Driven by John Watson, the revolutionary MP4/1 made its debut in Argentina, the third race of the 1981 season. Andrea de Cesaris continued with the M29F until a second chassis was ready, in Monaco. In spite of some initial teething troubles the MP4/1 showed its potential as John raced to the podium in Spain and France before taking an emotional home win at Silverstone. Delayed by an incident involving Alan Jones and Gilles Villeneuve (which Andrea crashed while trying to avoid), John fought back to make our 199th race a victorious one.

Elsewhere in 1981

Prince Charles and Diana Spencer marry, as do former Beatle Ringo Starr and Bond girl Barbara Bach.
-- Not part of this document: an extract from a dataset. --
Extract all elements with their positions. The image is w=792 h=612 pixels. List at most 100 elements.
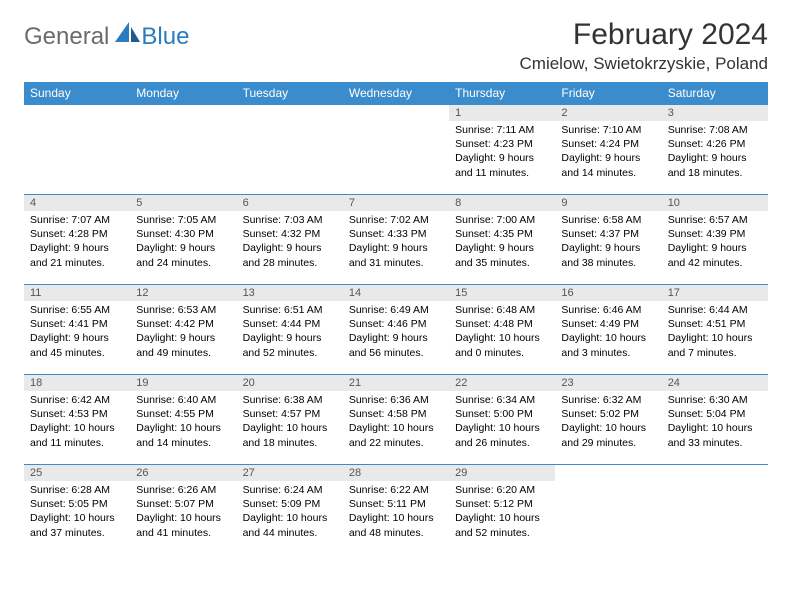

Former movie star Ronald Reagan is sworn in as President of the United States of America on January 20. Two months later he is the victim of an assassination attempt outside the Washington Hilton Hotel, remarking to his wife on his hospital bed, “Sorry honey – I forgot to duck.” Six weeks later Pope John Paul II is shot during his regular address in St Peter’s Square, requiring a four-hour operation and several months’ recuperation before making a full recovery. Egyptian President Anwar Sadat is shot and killed during a parade in Cairo, while in the UK a teenager fires several blank rounds at Queen Elizabeth II.
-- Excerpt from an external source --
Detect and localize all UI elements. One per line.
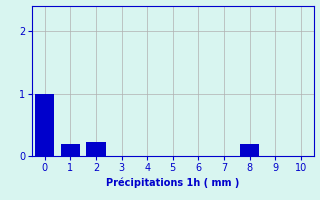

Daylight Saving Time is introduced in the USSR.

The space shuttle Columbia embarks on its maiden voyage in April, returning to space again in November, Voyager 2 passes Saturn, and CERN achieves the first proton-antiproton beam collision.
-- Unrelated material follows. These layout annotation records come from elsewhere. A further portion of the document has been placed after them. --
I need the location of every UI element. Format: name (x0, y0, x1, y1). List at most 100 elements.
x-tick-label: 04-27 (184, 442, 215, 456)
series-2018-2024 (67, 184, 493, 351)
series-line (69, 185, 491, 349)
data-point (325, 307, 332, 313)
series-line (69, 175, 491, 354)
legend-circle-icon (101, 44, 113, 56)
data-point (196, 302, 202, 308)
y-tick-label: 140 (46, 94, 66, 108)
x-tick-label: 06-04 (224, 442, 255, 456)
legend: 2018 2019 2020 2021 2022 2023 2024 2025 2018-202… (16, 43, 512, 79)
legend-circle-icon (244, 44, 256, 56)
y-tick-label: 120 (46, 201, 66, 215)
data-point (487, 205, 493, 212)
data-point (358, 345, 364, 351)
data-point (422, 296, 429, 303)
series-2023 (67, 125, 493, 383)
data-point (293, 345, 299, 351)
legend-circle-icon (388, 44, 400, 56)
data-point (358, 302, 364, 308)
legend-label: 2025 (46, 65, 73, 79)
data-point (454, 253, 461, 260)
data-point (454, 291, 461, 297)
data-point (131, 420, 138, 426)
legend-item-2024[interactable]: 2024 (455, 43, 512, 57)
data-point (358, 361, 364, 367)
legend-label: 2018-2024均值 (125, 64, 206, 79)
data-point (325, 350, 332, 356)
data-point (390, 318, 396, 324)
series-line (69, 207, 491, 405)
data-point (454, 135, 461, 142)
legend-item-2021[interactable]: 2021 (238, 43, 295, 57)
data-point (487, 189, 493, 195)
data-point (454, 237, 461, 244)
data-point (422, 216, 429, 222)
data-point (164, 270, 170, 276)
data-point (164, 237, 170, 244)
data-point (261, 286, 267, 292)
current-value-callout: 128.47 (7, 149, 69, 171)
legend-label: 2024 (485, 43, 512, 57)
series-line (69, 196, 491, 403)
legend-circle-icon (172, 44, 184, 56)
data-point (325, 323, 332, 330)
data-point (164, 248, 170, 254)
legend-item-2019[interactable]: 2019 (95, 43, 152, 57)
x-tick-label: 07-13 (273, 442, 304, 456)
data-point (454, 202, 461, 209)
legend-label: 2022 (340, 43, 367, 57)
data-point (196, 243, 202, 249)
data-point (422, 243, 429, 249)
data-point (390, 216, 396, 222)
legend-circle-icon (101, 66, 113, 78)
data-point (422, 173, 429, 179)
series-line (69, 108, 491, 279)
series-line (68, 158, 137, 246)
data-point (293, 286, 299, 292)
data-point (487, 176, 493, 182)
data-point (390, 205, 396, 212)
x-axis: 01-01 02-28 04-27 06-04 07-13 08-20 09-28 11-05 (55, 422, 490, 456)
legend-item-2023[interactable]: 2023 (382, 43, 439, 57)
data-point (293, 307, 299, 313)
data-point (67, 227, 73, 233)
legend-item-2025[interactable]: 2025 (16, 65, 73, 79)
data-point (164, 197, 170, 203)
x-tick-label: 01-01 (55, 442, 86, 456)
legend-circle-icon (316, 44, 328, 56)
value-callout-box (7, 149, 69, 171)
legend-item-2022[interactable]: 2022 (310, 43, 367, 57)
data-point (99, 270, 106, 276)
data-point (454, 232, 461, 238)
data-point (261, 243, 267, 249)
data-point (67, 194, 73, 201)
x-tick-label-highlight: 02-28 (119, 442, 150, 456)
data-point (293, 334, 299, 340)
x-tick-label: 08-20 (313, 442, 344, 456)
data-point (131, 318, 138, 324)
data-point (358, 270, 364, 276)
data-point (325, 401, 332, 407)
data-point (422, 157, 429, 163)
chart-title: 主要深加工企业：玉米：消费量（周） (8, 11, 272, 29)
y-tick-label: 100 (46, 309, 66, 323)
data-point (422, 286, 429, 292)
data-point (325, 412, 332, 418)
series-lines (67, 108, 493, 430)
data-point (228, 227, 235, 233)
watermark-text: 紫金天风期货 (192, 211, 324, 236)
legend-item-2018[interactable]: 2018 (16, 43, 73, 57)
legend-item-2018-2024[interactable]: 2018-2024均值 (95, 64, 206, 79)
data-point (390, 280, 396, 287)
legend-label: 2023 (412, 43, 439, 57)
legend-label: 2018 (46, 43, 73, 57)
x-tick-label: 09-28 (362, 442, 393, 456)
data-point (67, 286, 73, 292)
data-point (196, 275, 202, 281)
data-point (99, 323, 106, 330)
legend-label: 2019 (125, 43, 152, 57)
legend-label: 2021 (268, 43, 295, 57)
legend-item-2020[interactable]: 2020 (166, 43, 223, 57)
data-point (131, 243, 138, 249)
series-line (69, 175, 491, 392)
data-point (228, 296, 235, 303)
Olympic gold medal-winning heavyweight boxer Leon Spinks is mugged, losing his famous gold front teeth as he tries to bite his assailant. Sebastian Coe sets a new one mile record of 3m47.33s. John McEnroe wins the men’s singles final at Wimbledon, defeating Bjorn Borg in the final for the second consecutive year, but not before launching the phrase “You cannot be serious” into the sporting lexicon. He is fined £1000 for berating umpire Fred Hoyles.

MTV launches, promising to revolutionise the consumption of pop music; the first record played is Video Killed the Radio Star by the Buggles. Bette Davis Eyes by Kim Carnes tops the US Billboard chart for nine weeks but fails to make the same impact in the UK, where re-releases of Imagine and Woman occupy the top spot until mid-January following the death of John Lennon in December 1980. Shaddap You Face by the Joe Dolce Music Theatre hits number one at the expense of Ultravox’s Vienna. At the end of the year, the Human League displace Julio Iglesias to begin a five-week run at the top with Don’t You Want Me.

Raiders of the Lost Ark is the highest grossing film of the year, achieving double the box office take of Henry Fonda’s swansong, On Golden Pond. It picks up Oscars for visual effects, editing and art direction, but Warren Beatty takes Best Director for Reds and the critically acclaimed Chariots of Fire wins Best Picture. The acting gongs are a shoo-in for On Golden Pond’s veteran stars Fonda and Katharine Hepburn.

Out with the old and in with the new: the last episode of The Waltons is broadcast in the US, Miami Vice premieres and Peter Davison replaces Tom Baker as Doctor Who.

Author John Kennedy O’Toole, who committed suicide in 1969, posthumously receives a Pulitzer Prize for his novel A Confederacy of Dunces. Indian-born Rajan Mahadevan recites the value of π (Pi) to 31,811 digits from memory, earning a place in the Guinness Book of Records.